The World Is Ours

Ann Oren

5 channel video installation| duration: 00:38:00 Min. | production year: 201


“I sleep inside the display that depicts the end. And in that end, I will sing a song that only you wanted to hear.“ – Hatsune Miku


The World is Ours is an expanded cinema project mixing sampled animation with documentary scenes shot in Tokyo by filmmaker and artist Ann Oren.

The project revolves around Hatsune Miku, the feminine manga personification of a synthesizer software, created for promotional purposes and to enhance user engagement. All content related to Miku is fan-created, from her music and lyrics to animation. In Japan she became a cult figure, a cyber diva who even performs live as a hologram.

Oren’s project explores the merger of fantasy into everyday reality by a cosplay enactment of the figure, performed by the artist herself: By transforming herself into a Miku character through cosplay, Oren enters a world of real hardcore fans where fantasy is more real than reality and the differentiation between the two becomes obsolete. Along scenes from this journey, the project combines excerpts from an abundance of fan-made music and animation.

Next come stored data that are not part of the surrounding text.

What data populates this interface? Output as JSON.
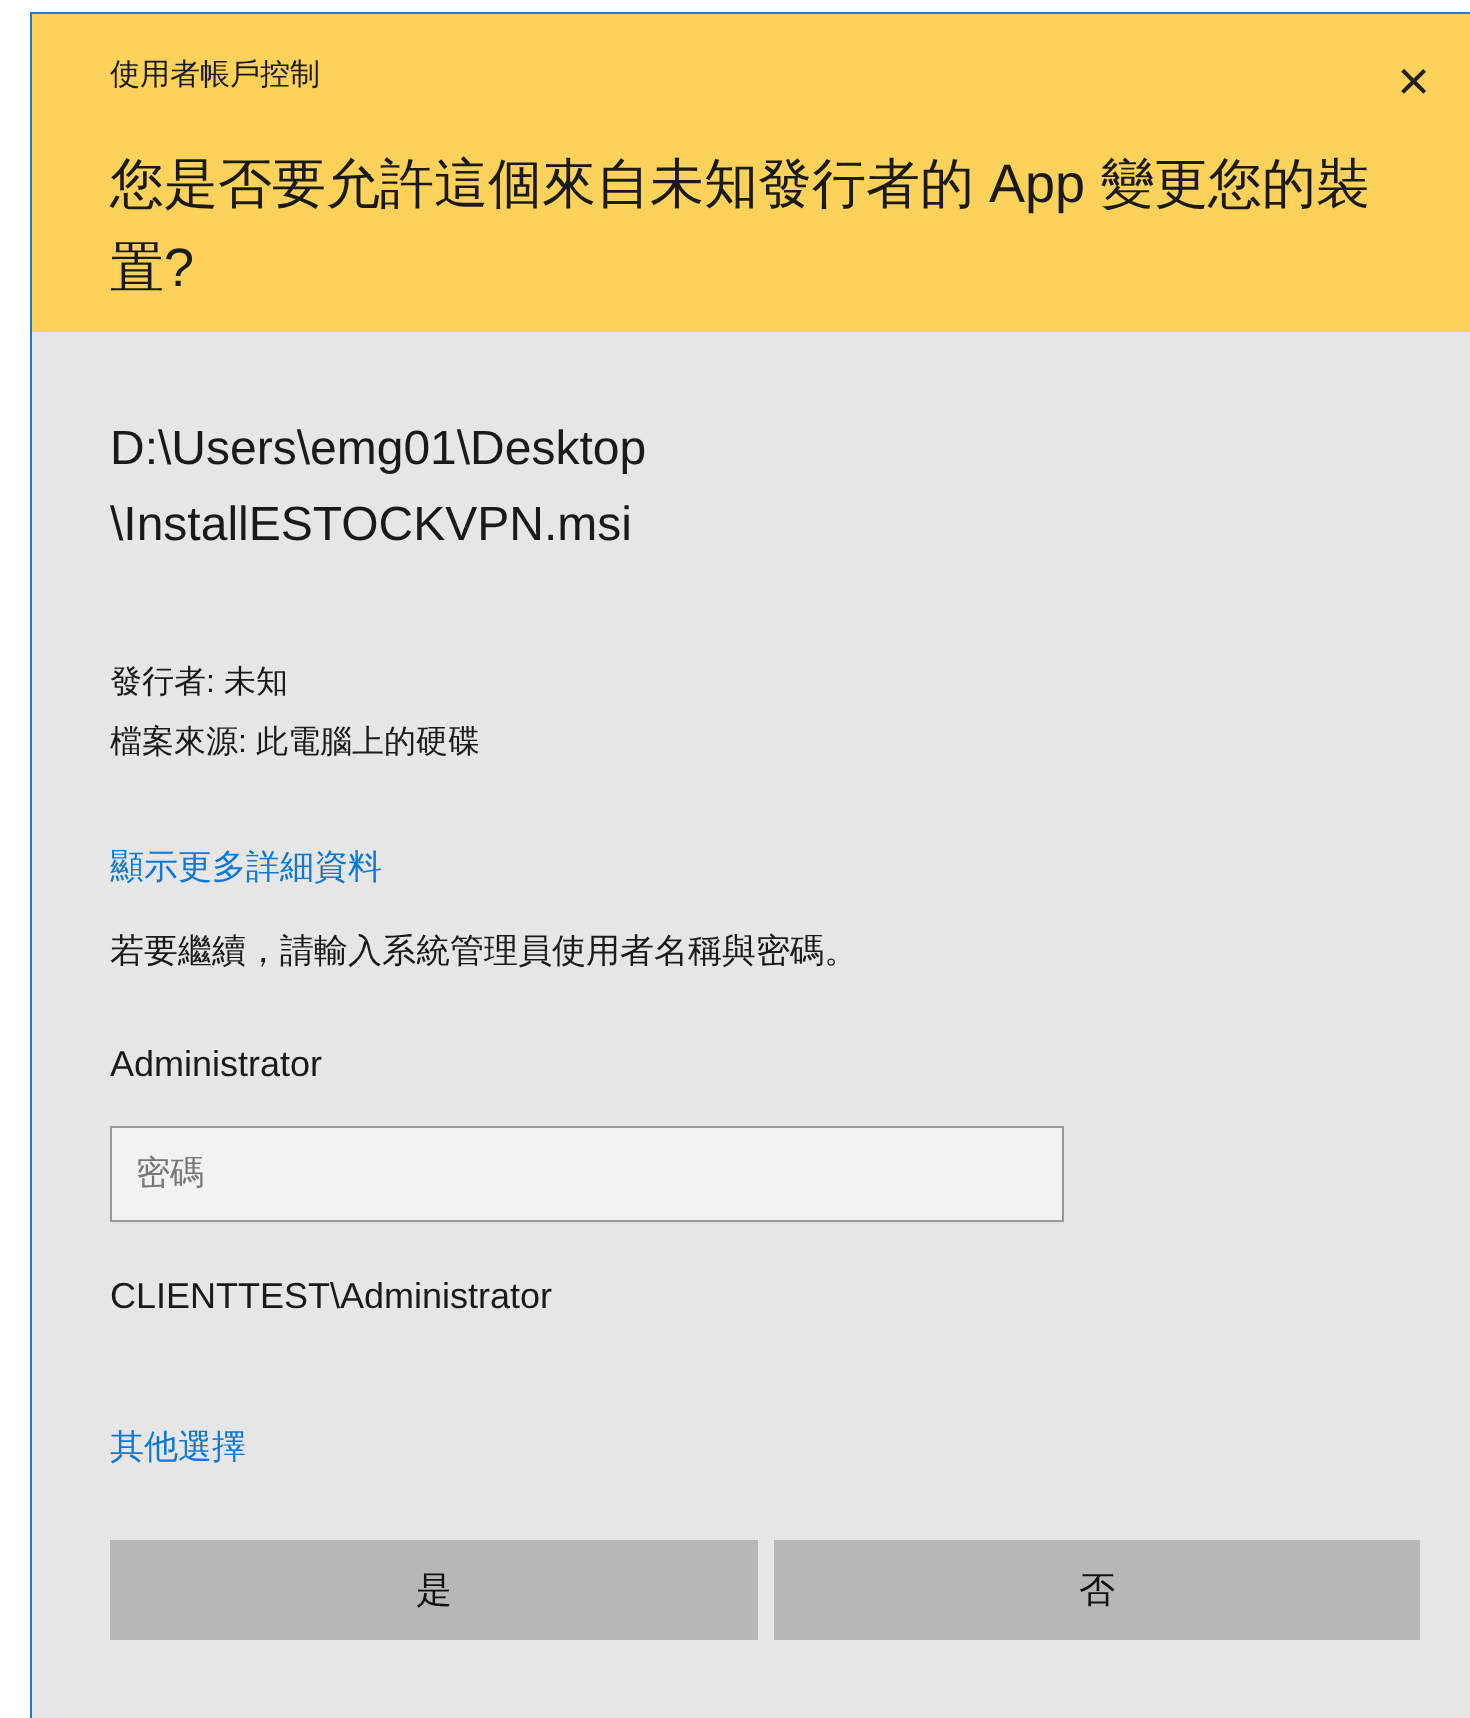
{
  "window": {
    "title": "使用者帳戶控制",
    "close": "×"
  },
  "header": {
    "question": "您是否要允許這個來自未知發行者的 App 變更您的裝置?"
  },
  "program": {
    "path_lines": [
      "D:\\Users\\emg01\\Desktop",
      "\\InstallESTOCKVPN.msi"
    ]
  },
  "details": [
    "發行者: 未知",
    "檔案來源: 此電腦上的硬碟"
  ],
  "show_details_link": "顯示更多詳細資料",
  "instruction": "若要繼續，請輸入系統管理員使用者名稱與密碼。",
  "account": {
    "user_name": "Administrator",
    "password": {
      "placeholder": "密碼"
    },
    "domain_user": "CLIENTTEST\\Administrator"
  },
  "more_choices_link": "其他選擇",
  "buttons": [
    "是",
    "否"
  ]
}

The phenomenon of Hatsune Miku is a timely subject that is making its way into mainstream culture, with the increasing blur between producers and consumers – as we all have experience as users of social media. Participatory fan culture, while empowering the creativity of the regular end-user, ultimately provides free marketing and content for powerful global brands; in a sense, one’s own fantasies are resold to them. The character of Hatsune Miku is exemplary in that fans literally recreate her through the music and video content they produce while continuously investing in Miku-related features and merchandise, hooked by their own creation. The same can be said for virtually everyone on social media, where we all create content and consume it obsessively.


“Fantasy teaches us how to desire… A phantasmic narrative always involves an impossible gaze, the gaze by means of which the subject is already present at the act of his/her conception.” (The plague of fantasies, Slavoj Žižek)


The dawning of the internet some 20 years ago came with a promise of escapism in both the individual and collective sense. Through chat rooms, cybersex, virtual gaming and a cyber characters, one could privately fulfill their desires in a communal, but anonymous world. We may not all attend concerts where the performer is a hologram, as with Hatsune Miku; but we communicate with customer service computers, chat with our idols via chatbots, and use Siri. Is living one’s life deeply immersed in fiction all that different from how we interact with social media already, constantly performing and fictionalizing our selves? If we fake reality, is reality fake?

In addition to the multi-channel installation on this topic, Oren also created the feature-length film “The World Is Mine” (2017), examining the performative nature of cosplaying of the artist herself as the Japanese character Hatsune Miku.